In the last couple of years, entrepreneurship paradigms and conversations have shifted from starting up businesses to designing and implementing deliberate interventions, systems and structures that support businesses to grow and scale. Multiple studies show that businesses that grow and scale have stronger potential to deliver significant socio-economic impact particularly with respect to job creation, value addition and contribution to GDP. In Nigeria, micro businesses make up 99.8% of the country’s Micro, Small and Medium Enterprises (MSMEs). According to the MSME survey released early 2019 by the Nigerian Bureau of Statistics (NBS) and the Small and Medium Enterprise Agency of Nigeria (SMEDAN), there has been an increase in the number of micro and small businesses with a decline in medium size businesses. This result suggests an increase in the number of startups without a corresponding increase in the number of businesses that have successfully transitioned or “scaled up”.

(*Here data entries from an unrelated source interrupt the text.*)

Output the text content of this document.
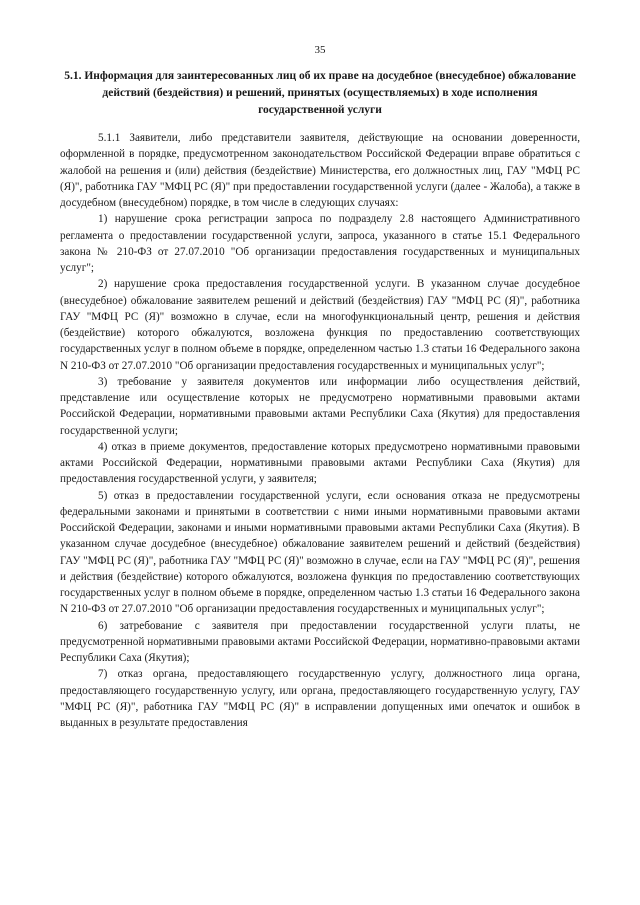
35
5.1. Информация для заинтересованных лиц об их праве на досудебное (внесудебное) обжалование действий (бездействия) и решений, принятых (осуществляемых) в ходе исполнения государственной услуги

5.1.1 Заявители, либо представители заявителя, действующие на основании доверенности, оформленной в порядке, предусмотренном законодательством Российской Федерации вправе обратиться с жалобой на решения и (или) действия (бездействие) Министерства, его должностных лиц, ГАУ "МФЦ РС (Я)", работника ГАУ "МФЦ РС (Я)" при предоставлении государственной услуги (далее - Жалоба), а также в досудебном (внесудебном) порядке, в том числе в следующих случаях:

1) нарушение срока регистрации запроса по подразделу 2.8 настоящего Административного регламента о предоставлении государственной услуги, запроса, указанного в статье 15.1 Федерального закона № 210-ФЗ от 27.07.2010 "Об организации предоставления государственных и муниципальных услуг";

2) нарушение срока предоставления государственной услуги. В указанном случае досудебное (внесудебное) обжалование заявителем решений и действий (бездействия) ГАУ "МФЦ РС (Я)", работника ГАУ "МФЦ РС (Я)" возможно в случае, если на многофункциональный центр, решения и действия (бездействие) которого обжалуются, возложена функция по предоставлению соответствующих государственных услуг в полном объеме в порядке, определенном частью 1.3 статьи 16 Федерального закона N 210-ФЗ от 27.07.2010 "Об организации предоставления государственных и муниципальных услуг";

3) требование у заявителя документов или информации либо осуществления действий, представление или осуществление которых не предусмотрено нормативными правовыми актами Российской Федерации, нормативными правовыми актами Республики Саха (Якутия) для предоставления государственной услуги;

4) отказ в приеме документов, предоставление которых предусмотрено нормативными правовыми актами Российской Федерации, нормативными правовыми актами Республики Саха (Якутия) для предоставления государственной услуги, у заявителя;

5) отказ в предоставлении государственной услуги, если основания отказа не предусмотрены федеральными законами и принятыми в соответствии с ними иными нормативными правовыми актами Российской Федерации, законами и иными нормативными правовыми актами Республики Саха (Якутия). В указанном случае досудебное (внесудебное) обжалование заявителем решений и действий (бездействия) ГАУ "МФЦ РС (Я)", работника ГАУ "МФЦ РС (Я)" возможно в случае, если на ГАУ "МФЦ РС (Я)", решения и действия (бездействие) которого обжалуются, возложена функция по предоставлению соответствующих государственных услуг в полном объеме в порядке, определенном частью 1.3 статьи 16 Федерального закона N 210-ФЗ от 27.07.2010 "Об организации предоставления государственных и муниципальных услуг";

6) затребование с заявителя при предоставлении государственной услуги платы, не предусмотренной нормативными правовыми актами Российской Федерации, нормативно-правовыми актами Республики Саха (Якутия);

7) отказ органа, предоставляющего государственную услугу, должностного лица органа, предоставляющего государственную услугу, или органа, предоставляющего государственную услугу, ГАУ "МФЦ РС (Я)", работника ГАУ "МФЦ РС (Я)" в исправлении допущенных ими опечаток и ошибок в выданных в результате предоставления
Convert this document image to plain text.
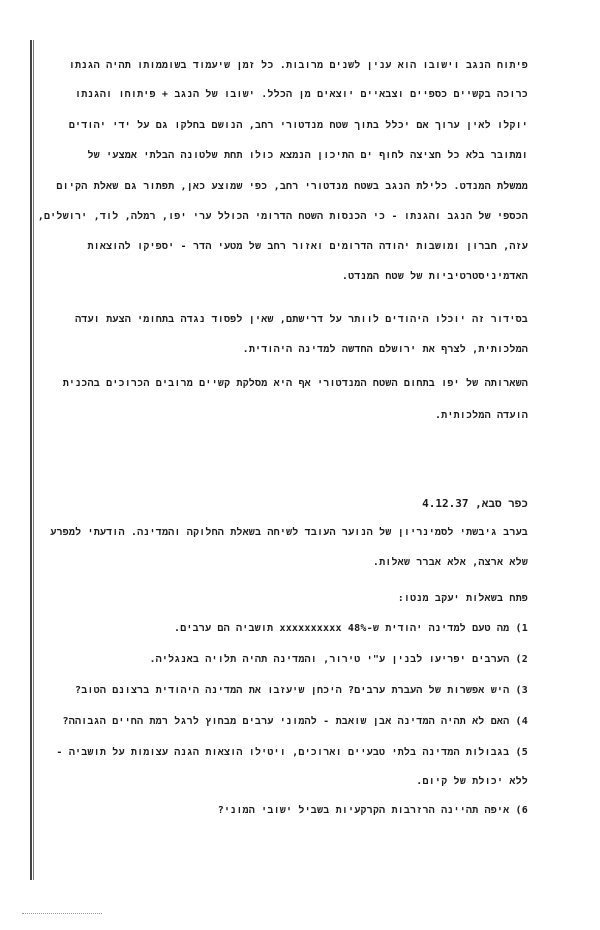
פיתוח הנגב וישובו הוא ענין לשנים מרובות. כל זמן שיעמוד בשוממותו תהיה הגנתו
כרוכה בקשיים כספיים וצבאיים יוצאים מן הכלל. ישובו של הנגב + פיתוחו והגנתו
יוקלו לאין ערוך אם יכלל בתוך שטח מנדטורי רחב, הנושם בחלקו גם על ידי יהודים
ומתובר בלא כל חציצה לחוף ים התיכון הנמצא כולו תחת שלטונה הבלתי אמצעי של
ממשלת המנדט. כלילת הנגב בשטח מנדטורי רחב, כפי שמוצע כאן, תפתור גם שאלת הקיום
הכספי של הנגב והגנתו - כי הכנסות השטח הדרומי הכולל ערי יפו, רמלה, לוד, ירושלים,
עזה, חברון ומושבות יהודה הדרומים ואזור רחב של מטעי הדר - יספיקו להוצאות
האדמיניסטרטיביות של שטח המנדט.
בסידור זה יוכלו היהודים לוותר על דרישתם, שאין לפסוד נגדה בתחומי הצעת ועדה
המלכותית, לצרף את ירושלם החדשה למדינה היהודית.
השארותה של יפו בתחום השטח המנדטורי אף היא מסלקת קשיים מרובים הכרוכים בהכנית
הועדה המלכותית.
כפר סבא, 4.12.37
בערב גיבשתי לסמינריון של הנוער העובד לשיחה בשאלת החלוקה והמדינה. הודעתי למפרע
שלא ארצה, אלא אברר שאלות.
פתח בשאלות יעקב מנטו:
1) מה טעם למדינה יהודית ש-48% xxxxxxxxxx תושביה הם ערבים.
2) הערבים יפריעו לבנין ע"י טירור, והמדינה תהיה תלויה באנגליה.
3) היש אפשרות של העברת ערבים? היכחן שיעזבו את המדינה היהודית ברצונם הטוב?
4) האם לא תהיה המדינה אבן שואבת - להמוני ערבים מבחוץ לרגל רמת החיים הגבוהה?
5) בגבולות המדינה בלתי טבעיים וארוכים, ויטילו הוצאות הגנה עצומות על תושביה -
ללא יכולת של קיום.
6) איפה תהיינה הרזרבות הקרקעיות בשביל ישובי המוני?
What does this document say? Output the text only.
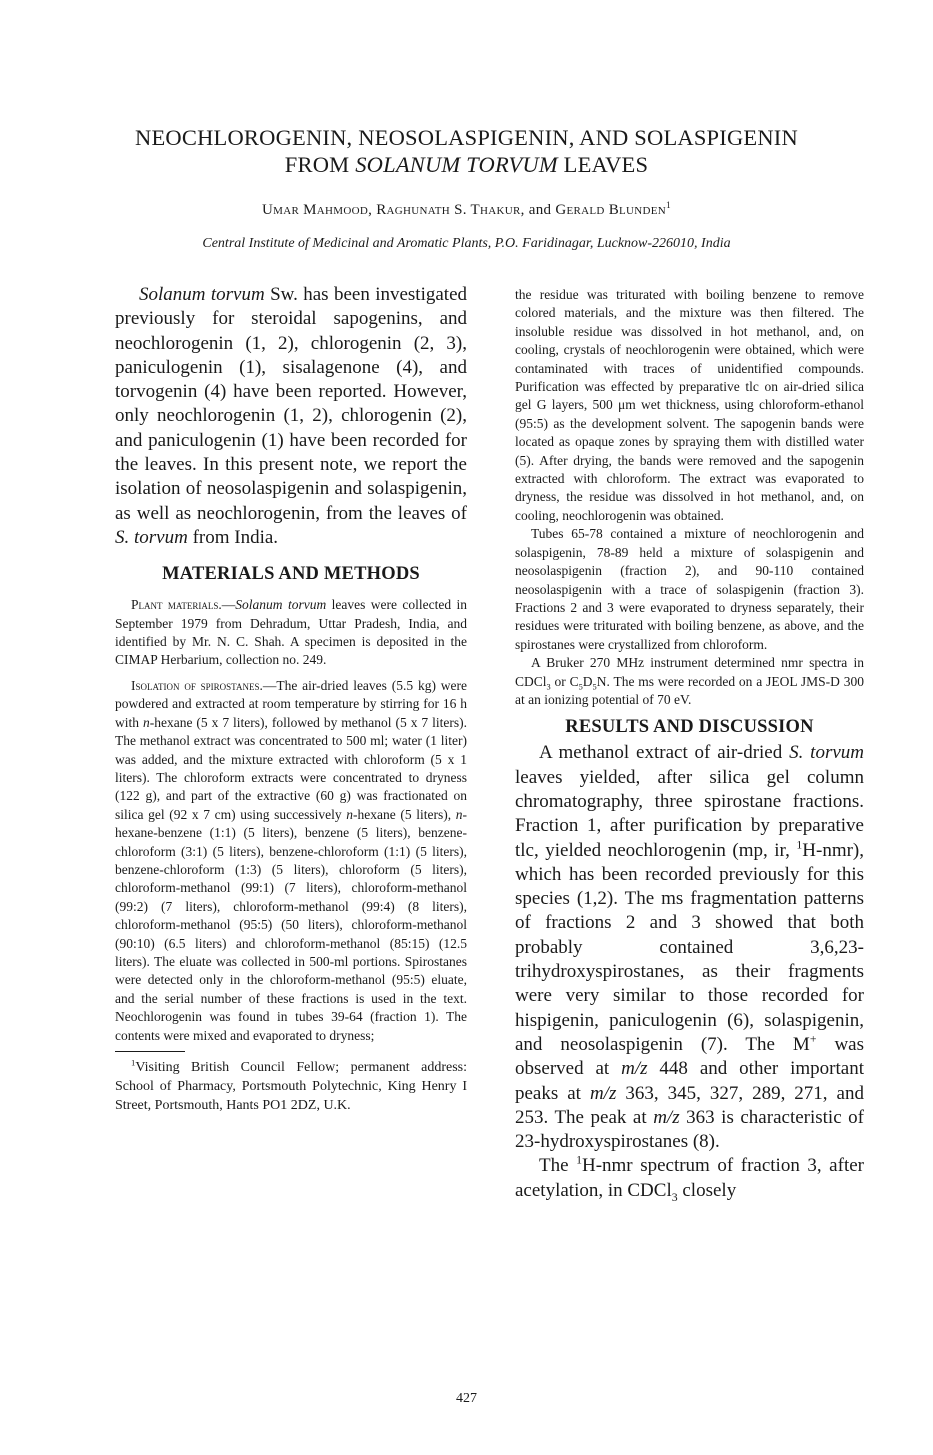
NEOCHLOROGENIN, NEOSOLASPIGENIN, AND SOLASPIGENIN
FROM SOLANUM TORVUM LEAVES
Umar Mahmood, Raghunath S. Thakur, and Gerald Blunden$^1$
Central Institute of Medicinal and Aromatic Plants, P.O. Faridinagar, Lucknow-226010, India

Solanum torvum Sw. has been investigated previously for steroidal sapogenins, and neochlorogenin (1, 2), chlorogenin (2, 3), paniculogenin (1), sisalagenone (4), and torvogenin (4) have been reported. However, only neochlorogenin (1, 2), chlorogenin (2), and paniculogenin (1) have been recorded for the leaves. In this present note, we report the isolation of neosolaspigenin and solaspigenin, as well as neochlorogenin, from the leaves of S. torvum from India.

MATERIALS AND METHODS

Plant materials.—Solanum torvum leaves were collected in September 1979 from Dehradum, Uttar Pradesh, India, and identified by Mr. N. C. Shah. A specimen is deposited in the CIMAP Herbarium, collection no. 249.

Isolation of spirostanes.—The air-dried leaves (5.5 kg) were powdered and extracted at room temperature by stirring for 16 h with n-hexane (5 x 7 liters), followed by methanol (5 x 7 liters). The methanol extract was concentrated to 500 ml; water (1 liter) was added, and the mixture extracted with chloroform (5 x 1 liters). The chloroform extracts were concentrated to dryness (122 g), and part of the extractive (60 g) was fractionated on silica gel (92 x 7 cm) using successively n-hexane (5 liters), n-hexane-benzene (1:1) (5 liters), benzene (5 liters), benzene-chloroform (3:1) (5 liters), benzene-chloroform (1:1) (5 liters), benzene-chloroform (1:3) (5 liters), chloroform (5 liters), chloroform-methanol (99:1) (7 liters), chloroform-methanol (99:2) (7 liters), chloroform-methanol (99:4) (8 liters), chloroform-methanol (95:5) (50 liters), chloroform-methanol (90:10) (6.5 liters) and chloroform-methanol (85:15) (12.5 liters). The eluate was collected in 500-ml portions. Spirostanes were detected only in the chloroform-methanol (95:5) eluate, and the serial number of these fractions is used in the text. Neochlorogenin was found in tubes 39-64 (fraction 1). The contents were mixed and evaporated to dryness;

$^1$Visiting British Council Fellow; permanent address: School of Pharmacy, Portsmouth Polytechnic, King Henry I Street, Portsmouth, Hants PO1 2DZ, U.K.

the residue was triturated with boiling benzene to remove colored materials, and the mixture was then filtered. The insoluble residue was dissolved in hot methanol, and, on cooling, crystals of neochlorogenin were obtained, which were contaminated with traces of unidentified compounds. Purification was effected by preparative tlc on air-dried silica gel G layers, 500 μm wet thickness, using chloroform-ethanol (95:5) as the development solvent. The sapogenin bands were located as opaque zones by spraying them with distilled water (5). After drying, the bands were removed and the sapogenin extracted with chloroform. The extract was evaporated to dryness, the residue was dissolved in hot methanol, and, on cooling, neochlorogenin was obtained.

Tubes 65-78 contained a mixture of neochlorogenin and solaspigenin, 78-89 held a mixture of solaspigenin and neosolaspigenin (fraction 2), and 90-110 contained neosolaspigenin with a trace of solaspigenin (fraction 3). Fractions 2 and 3 were evaporated to dryness separately, their residues were triturated with boiling benzene, as above, and the spirostanes were crystallized from chloroform.

A Bruker 270 MHz instrument determined nmr spectra in CDCl$_3$ or $C_5D_5N$. The ms were recorded on a JEOL JMS-D 300 at an ionizing potential of 70 eV.

RESULTS AND DISCUSSION

A methanol extract of air-dried S. torvum leaves yielded, after silica gel column chromatography, three spirostane fractions. Fraction 1, after purification by preparative tlc, yielded neochlorogenin (mp, ir, $^1$H-nmr), which has been recorded previously for this species (1,2). The ms fragmentation patterns of fractions 2 and 3 showed that both probably contained 3,6,23-trihydroxyspirostanes, as their fragments were very similar to those recorded for hispigenin, paniculogenin (6), solaspigenin, and neosolaspigenin (7). The M+ was observed at m/z 448 and other important peaks at m/z 363, 345, 327, 289, 271, and 253. The peak at m/z 363 is characteristic of 23-hydroxyspirostanes (8).

The $^1$H-nmr spectrum of fraction 3, after acetylation, in CDCl$_3$ closely

427
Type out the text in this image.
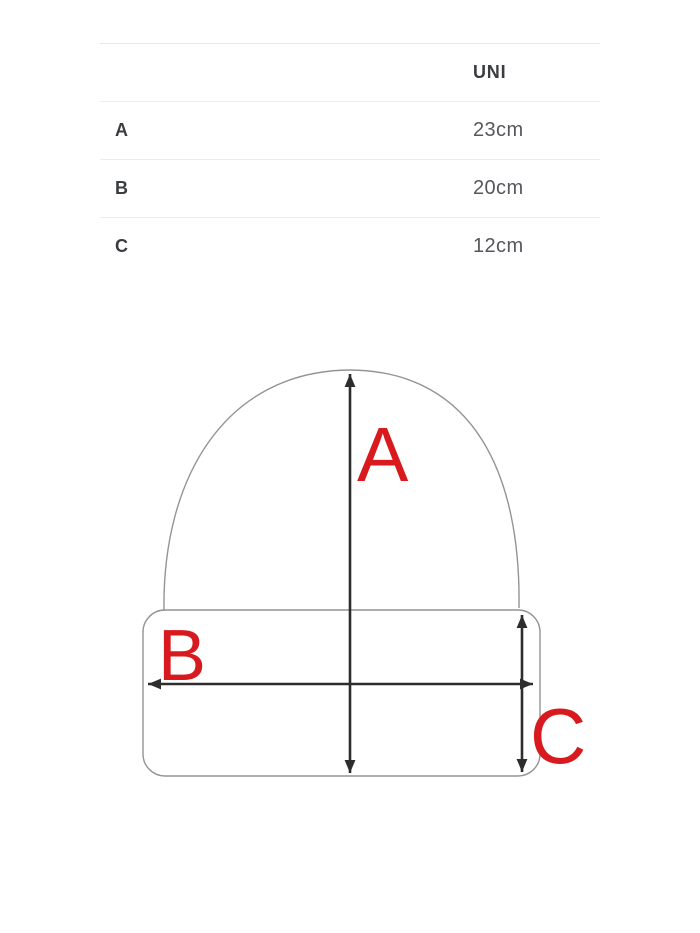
UNI
A	23cm
B	20cm
C	12cm
A
B
C
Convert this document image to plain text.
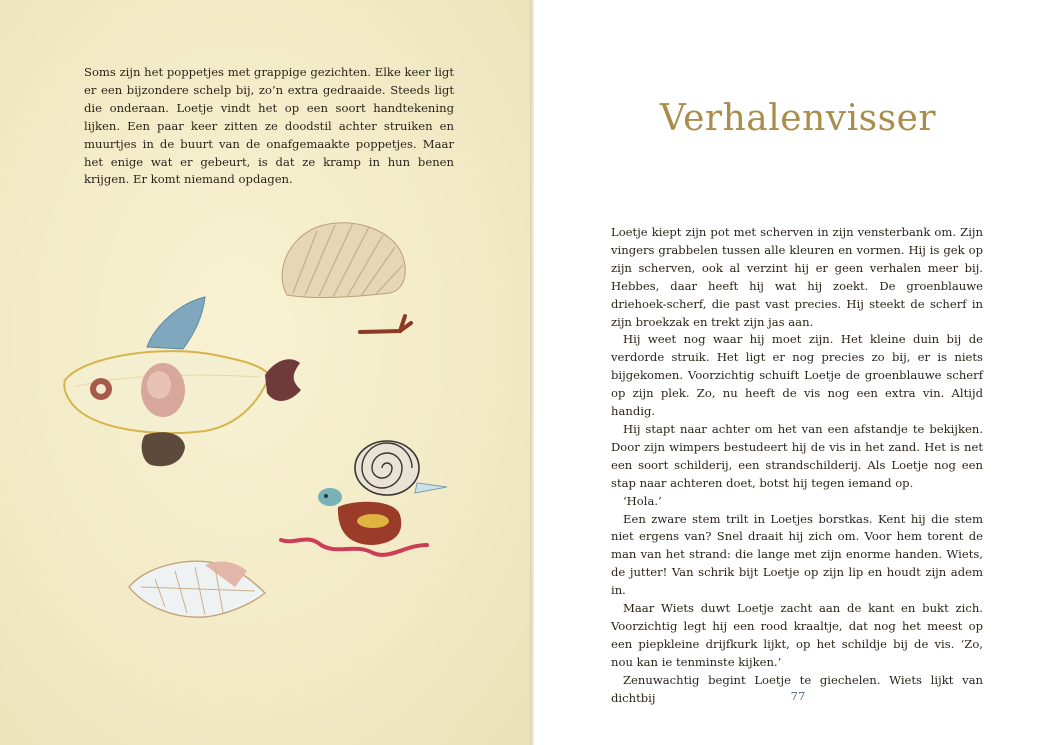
Soms zijn het poppetjes met grappige gezichten. Elke keer ligt er een bijzondere schelp bij, zo’n extra gedraaide. Steeds ligt die onderaan. Loetje vindt het op een soort handtekening lijken. Een paar keer zitten ze doodstil achter struiken en muurtjes in de buurt van de onafgemaakte poppetjes. Maar het enige wat er gebeurt, is dat ze kramp in hun benen krijgen. Er komt niemand opdagen.

Verhalenvisser

Loetje kiept zijn pot met scherven in zijn vensterbank om. Zijn vingers grabbelen tussen alle kleuren en vormen. Hij is gek op zijn scherven, ook al verzint hij er geen verhalen meer bij. Hebbes, daar heeft hij wat hij zoekt. De groenblauwe driehoek-scherf, die past vast precies. Hij steekt de scherf in zijn broekzak en trekt zijn jas aan.

Hij weet nog waar hij moet zijn. Het kleine duin bij de verdorde struik. Het ligt er nog precies zo bij, er is niets bijgekomen. Voorzichtig schuift Loetje de groenblauwe scherf op zijn plek. Zo, nu heeft de vis nog een extra vin. Altijd handig.

Hij stapt naar achter om het van een afstandje te bekijken. Door zijn wimpers bestudeert hij de vis in het zand. Het is net een soort schilderij, een strandschilderij. Als Loetje nog een stap naar achteren doet, botst hij tegen iemand op.

‘Hola.’

Een zware stem trilt in Loetjes borstkas. Kent hij die stem niet ergens van? Snel draait hij zich om. Voor hem torent de man van het strand: die lange met zijn enorme handen. Wiets, de jutter! Van schrik bijt Loetje op zijn lip en houdt zijn adem in.

Maar Wiets duwt Loetje zacht aan de kant en bukt zich. Voorzichtig legt hij een rood kraaltje, dat nog het meest op een piepkleine drijfkurk lijkt, op het schildje bij de vis. ‘Zo, nou kan ie tenminste kijken.’

Zenuwachtig begint Loetje te giechelen. Wiets lijkt van dichtbij	77
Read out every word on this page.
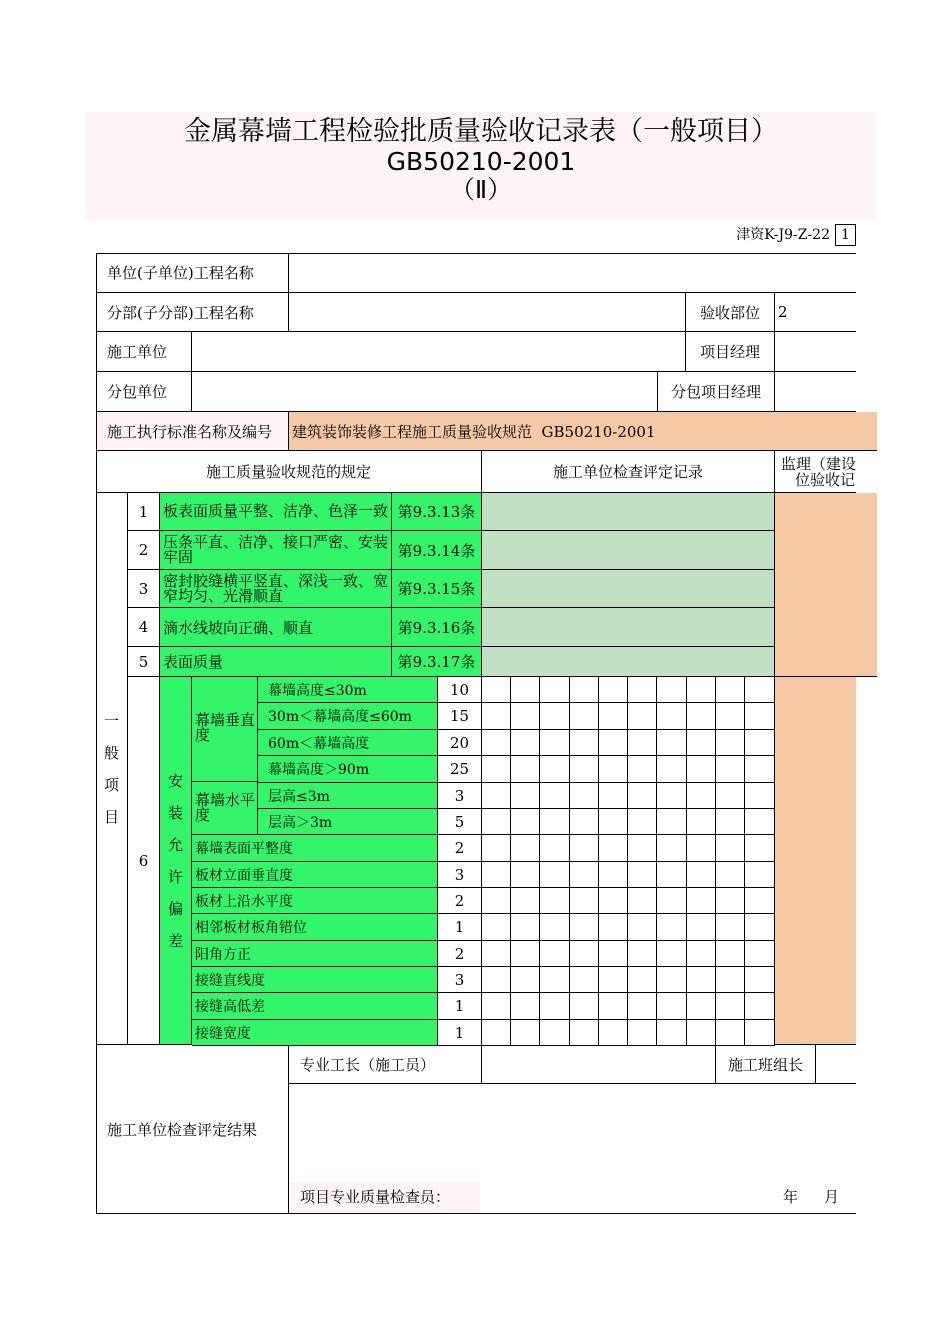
金属幕墙工程检验批质量验收记录表（一般项目）
GB50210-2001
（Ⅱ）
津资K-J9-Z-22 1
单位(子单位)工程名称
分部(子分部)工程名称	验收部位	2
施工单位	项目经理
分包单位	分包项目经理
施工执行标准名称及编号	建筑装饰装修工程施工质量验收规范  GB50210-2001
施工质量验收规范的规定	施工单位检查评定记录	监理（建设
位验收记
一般项目
1 板表面质量平整、洁净、色泽一致 第9.3.13条
2 压条平直、洁净、接口严密、安装牢固	第9.3.14条
3 密封胶缝横平竖直、深浅一致、宽窄均匀、光滑顺直	第9.3.15条
4 滴水线坡向正确、顺直	第9.3.16条
5 表面质量	第9.3.17条
6
安装允许偏差
幕墙垂直度
幕墙水平度
幕墙高度≤30m	10
30m＜幕墙高度≤60m	15
60m＜幕墙高度	20
幕墙高度＞90m	25
层高≤3m	3
层高＞3m	5
幕墙表面平整度	2
板材立面垂直度	3
板材上沿水平度	2
相邻板材板角错位	1
阳角方正	2
接缝直线度	3
接缝高低差	1
接缝宽度	1
施工单位检查评定结果
专业工长（施工员）	施工班组长
项目专业质量检查员：	年 月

Startups are celebrated worldwide as being the backbone of developed and developing economies and this mindset has stimulated deliberate focus, intervention programmes and support to enable startups thrive with little or no attention being given to the long-term viability of the business in the post startup phase. With worldwide research showing that for significant economic impact to occur, there has to be intentional efforts directed at the post startup phase with emphasis on businesses scaling, there is a growing shift in thinking and mindset taking place globally with regards to the scale up concept.

This report details findings from our research evaluating scale ups in Nigeria to:

  • Provide a scorecard on the scale-up efficiency of Nigerian companies;
  • Identify enablers of business scalability; and
  • Highlight the inhibitors of business scale that currently exist within the Nigerian business environment.